L. Zhou, WC Tang, and David Y.L. Wu Received the Celoxica Best Paper Award of International South Programmable Logic Conference

                                                                   

Xilinx ESL Education Board

The paper entitled “Fast Placement-Intact Logic Perturbation Targeting for FPGA Performance Improvement” was awarded a Celoxica Best Paper in the IEEE International SPL2007 conference held in Argentina on Feb. 2007. A Xilinx ESL Educational Board (a US$750 package sponsored by Celoxica Company) was awarded as a prize. Ms. Lin Zhou and Mr. Wai-Chung Tang are Ph.D. students of the Department supervised by Prof. David Wu.

Highlight of the work:
A digital circuit is basically composed of circuit elements (e.g. gates) and signal-wires interconnecting them. The circuit optimization techniques adopted by current academic and commercial Electronic Design Automation (EDA) tools are basically element-based, which were developed decades ago and unfortunately have been shown to be inaccurate for today’s deep-submicron circuits, whose signal delays are mainly (over 80%) attributed to signal wires not circuit elements. It is clearly more accurate to have a wiring-based EDA technique, rewiring, instead. Meanwhile, one unique property of an FPGA chip is that any logic perturbation inside its Look-Up-Tables (LUTs) is totally area/delay-free. This free resource can then be used to trade for LUT-external logic/wire perturbations useful for EDA improvements, an extra flexibility ignored before. Using rewiring technique for such logic perturbations, we show that significant cut-downs upon already excellent results from the state-of-the-art TVPR place-and-route can still be obtained.

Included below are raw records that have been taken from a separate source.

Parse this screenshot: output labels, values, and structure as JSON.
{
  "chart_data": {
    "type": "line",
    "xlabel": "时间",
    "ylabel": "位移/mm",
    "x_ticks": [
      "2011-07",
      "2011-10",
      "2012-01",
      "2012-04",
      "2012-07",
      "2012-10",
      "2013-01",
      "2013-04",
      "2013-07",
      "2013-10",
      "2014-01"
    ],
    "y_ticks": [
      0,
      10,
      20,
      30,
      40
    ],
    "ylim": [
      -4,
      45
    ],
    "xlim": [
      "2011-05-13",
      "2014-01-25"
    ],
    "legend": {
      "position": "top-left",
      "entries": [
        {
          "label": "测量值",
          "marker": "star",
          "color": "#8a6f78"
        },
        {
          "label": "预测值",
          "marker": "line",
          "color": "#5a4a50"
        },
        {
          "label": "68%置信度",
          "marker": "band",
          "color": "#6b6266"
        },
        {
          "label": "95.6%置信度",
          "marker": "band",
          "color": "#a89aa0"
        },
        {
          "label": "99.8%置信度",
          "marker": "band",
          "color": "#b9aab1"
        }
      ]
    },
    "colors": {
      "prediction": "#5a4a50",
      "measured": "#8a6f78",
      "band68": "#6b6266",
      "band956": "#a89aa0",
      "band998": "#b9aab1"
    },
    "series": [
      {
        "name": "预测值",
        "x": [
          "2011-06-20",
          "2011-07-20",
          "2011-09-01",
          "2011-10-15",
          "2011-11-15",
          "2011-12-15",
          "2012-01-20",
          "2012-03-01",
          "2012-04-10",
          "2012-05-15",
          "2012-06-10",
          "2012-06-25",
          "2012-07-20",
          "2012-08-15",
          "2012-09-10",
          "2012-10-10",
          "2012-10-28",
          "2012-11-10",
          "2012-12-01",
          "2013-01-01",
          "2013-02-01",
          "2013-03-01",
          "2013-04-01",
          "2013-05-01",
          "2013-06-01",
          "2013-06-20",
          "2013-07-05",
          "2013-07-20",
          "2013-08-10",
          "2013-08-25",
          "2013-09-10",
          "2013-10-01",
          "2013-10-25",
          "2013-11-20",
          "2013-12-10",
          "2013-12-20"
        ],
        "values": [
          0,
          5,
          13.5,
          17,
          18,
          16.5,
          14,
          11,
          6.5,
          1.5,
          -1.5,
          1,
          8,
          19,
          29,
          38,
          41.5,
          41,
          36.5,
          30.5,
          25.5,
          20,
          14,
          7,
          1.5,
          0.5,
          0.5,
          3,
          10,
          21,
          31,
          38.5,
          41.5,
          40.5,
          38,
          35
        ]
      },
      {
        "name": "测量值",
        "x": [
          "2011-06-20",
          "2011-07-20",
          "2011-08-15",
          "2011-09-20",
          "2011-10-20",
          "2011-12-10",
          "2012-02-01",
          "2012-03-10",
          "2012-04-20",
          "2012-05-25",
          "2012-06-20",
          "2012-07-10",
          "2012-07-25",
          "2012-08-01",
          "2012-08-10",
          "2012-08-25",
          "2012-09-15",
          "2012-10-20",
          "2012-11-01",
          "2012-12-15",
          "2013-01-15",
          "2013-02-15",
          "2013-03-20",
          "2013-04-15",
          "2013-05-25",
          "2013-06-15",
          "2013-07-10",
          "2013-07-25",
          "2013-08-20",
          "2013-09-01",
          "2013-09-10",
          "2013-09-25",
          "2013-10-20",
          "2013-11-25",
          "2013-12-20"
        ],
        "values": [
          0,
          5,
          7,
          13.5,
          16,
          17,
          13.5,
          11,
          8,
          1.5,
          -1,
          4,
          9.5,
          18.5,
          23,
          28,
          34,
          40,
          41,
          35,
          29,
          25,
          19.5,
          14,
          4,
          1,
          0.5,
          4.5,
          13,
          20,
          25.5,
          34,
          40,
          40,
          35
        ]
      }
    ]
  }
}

This new operation can further reduce the number of LUTs by up to 33.7% (avg. 10%) without delay penalty and also reduce critical path delay by up to 31.7% (avg. 11%) without disturbing placement or sacrificing area in the final routing. For delay reduction, under proper rewiring analysis and planning, the CPU time used by rewiring can be only 5% of the total run time consumed by TVPR’s placement and routing. This idea of applying swapping between the free LUT-internal and the useful LUT-external logic perturbations is simple and proved to be powerful. The results suggest a new technique for an optimization domain unexplored for FPGA design flow.